Two years ago, the United States imposed sanctions on the supply of composite materials to Russia required for the production of the "black wing" of the MC-21 medium-range liner. The leadership of the aircraft industry promised to make their import substitution as soon as possible, and now completely domestic "black wings" have arrived at the Irkutsk plant, where a promising aircraft is being developed. Why, then, can it rightfully be considered a real technological breakthrough, which the Americans tried so hard to stop or slow down?
The MC-21 is our first medium-haul liner designed from the ground up. Its certification is expected by the end of 2021, and serial production from 2025. The reason for such a delay and constant postponements to the right was the sanctions imposed by the United States. But why are they so scared in Washington? Irkut plans to produce up to 70 aircraft a year, while Boeing produces over six hundred airliners during the same period. For the sake of objectivity, it should be admitted that our MC-21 will be able to take a very small share of the world market. Is it really necessary for the United States to get involved with such restrictive measures for the sake of preserving it, which, frankly, does not do credit to American manufacturers?
In fact, everything is much more complicated, and the stakes are higher than they seem. The key point lies in the technologies that will be run in on the MS-21.
At first, this is, of course, the PD-14 aircraft engine. It is also a completely Russian development that meets all modern environmental standards. More importantly, it should become the ancestor of a whole family of power units: its derated version can be installed on the short-haul Superjet New instead of the problematic SaM-146 of the French design, and the more powerful version of the PD-18R (R - geared) - on the Tu-214, Il- 96-300 and Il-96-400T. In addition, to replace the Ukrainian helicopter engines on the basis of the PD-14 gas generator, a turboshaft PD-12V with a thrust of 11,5 tf for heavy rotorcraft should be developed. In general, some pluses are expected, and the promising power plant will be tested on the medium-haul MS-21.
Second, the It is extremely important for the revival of the domestic aircraft industry that the use of composite materials will be tested on the liner, their share in the MC-21 reaches 35%. Wings, keel and tail elements are assembled from composites. Due to its design features, our medium-range aircraft has the widest cabin of a narrow-body aircraft in its class. Undoubtedly, this is its competitive advantage. It is not surprising that the United States, defending the interests of its national producer, went through the introduction of restrictive measures against the Russian project, banning the supply of American and Japanese composites. The process of import substitution took two whole years, but the result was worth it.

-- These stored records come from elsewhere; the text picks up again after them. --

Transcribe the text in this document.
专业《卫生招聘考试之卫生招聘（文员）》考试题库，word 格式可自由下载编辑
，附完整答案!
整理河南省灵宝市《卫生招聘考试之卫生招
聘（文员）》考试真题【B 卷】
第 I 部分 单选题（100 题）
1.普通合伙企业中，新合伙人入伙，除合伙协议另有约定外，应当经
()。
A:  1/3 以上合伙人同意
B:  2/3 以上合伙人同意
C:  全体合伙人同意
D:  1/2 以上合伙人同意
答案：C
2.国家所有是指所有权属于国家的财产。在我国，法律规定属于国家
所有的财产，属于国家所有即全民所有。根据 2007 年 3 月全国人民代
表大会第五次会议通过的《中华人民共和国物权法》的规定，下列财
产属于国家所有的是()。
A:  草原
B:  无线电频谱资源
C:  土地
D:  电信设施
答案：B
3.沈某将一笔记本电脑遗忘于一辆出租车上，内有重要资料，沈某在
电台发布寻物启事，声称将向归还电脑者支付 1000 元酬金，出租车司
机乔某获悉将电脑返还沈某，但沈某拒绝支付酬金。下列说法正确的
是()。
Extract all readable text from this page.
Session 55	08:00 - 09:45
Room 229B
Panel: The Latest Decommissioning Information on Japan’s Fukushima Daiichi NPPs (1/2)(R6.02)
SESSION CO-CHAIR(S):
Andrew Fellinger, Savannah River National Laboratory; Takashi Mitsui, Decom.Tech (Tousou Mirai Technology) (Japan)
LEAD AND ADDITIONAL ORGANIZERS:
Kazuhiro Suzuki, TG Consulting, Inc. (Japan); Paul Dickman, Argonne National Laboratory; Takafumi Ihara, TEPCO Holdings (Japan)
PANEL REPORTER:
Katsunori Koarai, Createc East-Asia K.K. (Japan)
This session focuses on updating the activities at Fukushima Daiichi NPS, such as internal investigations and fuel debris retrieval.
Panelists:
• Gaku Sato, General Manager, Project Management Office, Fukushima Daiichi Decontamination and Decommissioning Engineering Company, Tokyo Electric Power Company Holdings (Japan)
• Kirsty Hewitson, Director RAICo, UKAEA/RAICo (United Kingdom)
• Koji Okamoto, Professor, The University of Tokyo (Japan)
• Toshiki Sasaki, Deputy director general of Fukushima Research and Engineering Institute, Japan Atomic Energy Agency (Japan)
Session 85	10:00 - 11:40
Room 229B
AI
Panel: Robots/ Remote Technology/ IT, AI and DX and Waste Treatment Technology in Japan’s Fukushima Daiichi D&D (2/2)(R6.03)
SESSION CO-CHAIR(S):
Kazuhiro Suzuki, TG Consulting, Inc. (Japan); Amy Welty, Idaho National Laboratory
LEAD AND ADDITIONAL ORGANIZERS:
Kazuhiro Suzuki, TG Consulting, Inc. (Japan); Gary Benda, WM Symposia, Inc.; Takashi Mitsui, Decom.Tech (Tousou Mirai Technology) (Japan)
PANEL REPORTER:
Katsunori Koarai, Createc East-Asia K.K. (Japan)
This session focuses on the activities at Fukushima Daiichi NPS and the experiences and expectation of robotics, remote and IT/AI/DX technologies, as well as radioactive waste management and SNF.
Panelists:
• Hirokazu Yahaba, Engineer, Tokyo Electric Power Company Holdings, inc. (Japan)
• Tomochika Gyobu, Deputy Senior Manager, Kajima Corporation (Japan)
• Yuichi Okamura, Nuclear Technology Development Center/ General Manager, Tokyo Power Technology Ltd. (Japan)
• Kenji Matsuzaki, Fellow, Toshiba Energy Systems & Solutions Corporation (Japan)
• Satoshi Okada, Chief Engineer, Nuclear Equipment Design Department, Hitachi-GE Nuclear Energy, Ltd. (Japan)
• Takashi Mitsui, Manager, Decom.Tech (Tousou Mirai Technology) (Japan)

It is interesting that in a number of media outlets all this time, the point of view that one should not engage in nonsense sounded very persistently. Allegedly, the "black wings" of the MC-21 will not give any advantage, and in general this is a dead-end path, since competitors from the USA and Europe make composite wings only for their heaviest wide-body airliners, where are we going. The most curious thing is that this is where the answer lies.
Indeed, the wide-body Boeing 787 Dreamliner and the super-wide-body Airbus A350 XWB have their "black wings". Their use was the result of intense competition between American and European corporations. The aircraft giants have grappled with each other to reduce aircraft weight and fuel consumption as much as possible in order to increase the interest of air carriers by maximizing the use of composite materials. The decrease in the weight of the liners made it possible to install additional on-board equipment on it to increase the comfort of passengers' flight. In addition, modern composite materials have a greater durability resource than metal ones.
And this is where the fun begins. There are different Technology creation of composites. Airbus and Boeing have orders for large series of aircraft, and therefore began experimenting with relatively small, wide-body aircraft, relying on the so-called prepreg technology. According to this technique, each individual piece is “baked” in special autoclaves separately, and then they are assembled and re-“baked”. As a result, a certain boundary between different elements of the same part is maintained, and the overall strength is reduced. In MS-21, they went the other way. In the production of the Russian "black wing" vacuum infusion technology is used: carbon fabric is cut and laid out in layers in a special envelope, from where air is pumped out and a special polymer resin is poured. After all this is "baked" for 20 hours. On special equipment, the resulting stringers and panels are poured together with a binder, which results in a single, more durable and at the same time cheaper part than with the autoclave technology used by Airbus and Boeing.
Thus, on our medium-haul liner, the most advanced technologies are being developed, which can later be used in the production of promising wide-body aircraft in Russia. Perhaps the Americans still have something to strain. As you know, Russians harness for a long time, but then they drive quickly.